Construction industry accelerating innovation, risk management: KPMG
Aug 31, 2021
New Delhi [India], August 31 : After a year of upheaval, engineering and construction companies are hoping to significantly reduce project failure by transforming the way they manage risks across their portfolio, according to professional services firm KPMG.
The 13th edition of KPMG's global construction survey presents an optimistic outlook with two-thirds of project owners predicting an expansion in their capital programmes, and half of all respondents 'very' or 'somewhat' optimistic about the future direction of the construction market.
Risk management is central to improving organisational resilience.

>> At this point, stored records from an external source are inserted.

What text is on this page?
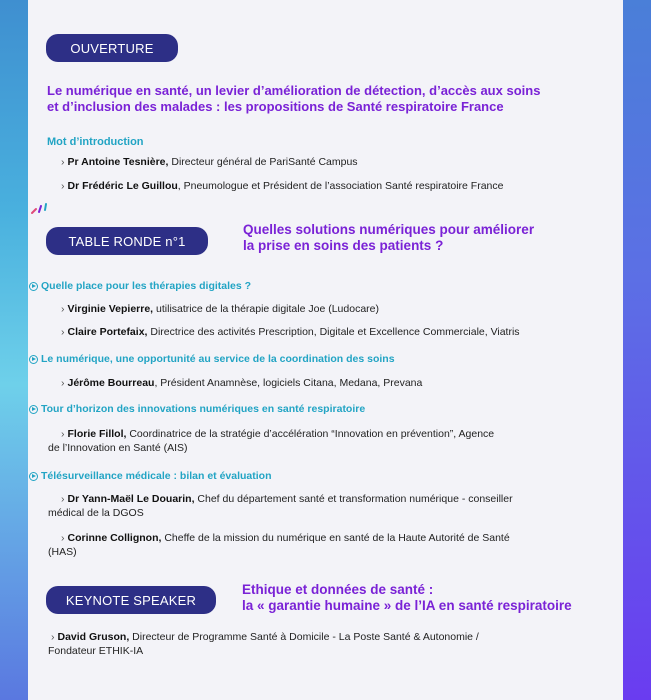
OUVERTURE
Le numérique en santé, un levier d’amélioration de détection, d’accès aux soins
et d’inclusion des malades : les propositions de Santé respiratoire France
Mot d’introduction
› Pr Antoine Tesnière, Directeur général de PariSanté Campus
› Dr Frédéric Le Guillou, Pneumologue et Président de l’association Santé respiratoire France
TABLE RONDE n°1
Quelles solutions numériques pour améliorer
la prise en soins des patients ?
Quelle place pour les thérapies digitales ?
› Virginie Vepierre, utilisatrice de la thérapie digitale Joe (Ludocare)
› Claire Portefaix, Directrice des activités Prescription, Digitale et Excellence Commerciale, Viatris
Le numérique, une opportunité au service de la coordination des soins
› Jérôme Bourreau, Président Anamnèse, logiciels Citana, Medana, Prevana
Tour d’horizon des innovations numériques en santé respiratoire
› Florie Fillol, Coordinatrice de la stratégie d’accélération “Innovation en prévention”, Agence
de l’Innovation en Santé (AIS)
Télésurveillance médicale : bilan et évaluation
› Dr Yann-Maël Le Douarin, Chef du département santé et transformation numérique - conseiller
médical de la DGOS
› Corinne Collignon, Cheffe de la mission du numérique en santé de la Haute Autorité de Santé
(HAS)
KEYNOTE SPEAKER
Ethique et données de santé :
la « garantie humaine » de l’IA en santé respiratoire
› David Gruson, Directeur de Programme Santé à Domicile - La Poste Santé & Autonomie /
Fondateur ETHIK-IA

Nearly 60 per cent of survey respondents say they want to gain a more holistic view of risks by increasing integration and visibility between enterprise risk management, portfolio risk management and project risk management.
And two-thirds plan a moderate or high level of investment in risk management.
Having enjoyed some dramatic advances in remote working and digital collaboration, 43 per cent of survey respondents plan to build on this with significant investment in technologies to enhance delivery of capital programmes.
'Adoption of technology' was also rated as the second most important factor to enable engineering and construction companies to cope with disruptive events.
However, faced with a wide range of geographies, fragmented supply chains and a constant stream of new software companies can struggle to effectively integrate risk management and project management.
Only 16 per cent of the executives surveyed say their organisations have fully integrated systems and tools.
The global engineering and construction sector's efforts to adopt diversity, equity and inclusion appear to be at a nascent stage -- although owners have made greater progress than contractors.
Only 46 per cent of respondents say their organisations have a formal programme for building diverse and inclusive teams, and a mere 26 per cent have a formal supplier diversity programme.
Suneel Vora, Partner for major projects advisory at KPMG in India, said the pandemic has taught important lessons to businesses implementing capital programmes and construction projects around resilience, integrated approach to risk, portfolio management, leveraging diversity and putting technology to work.
KPMG's Global Construction Survey 2021 reflects on the views of over 186 global industry leaders to provide specific answers to these aspects.
"For Indian companies with major capital investments and construction projects, specific actions include collaborative project teams, improved risk sharing, integrated project information systems, common technology platforms and leadership level commitment to embrace diversity," said Vora.
"The time for reshaping business models for capital investments, programme and project delivery, and portfolio decisions is now."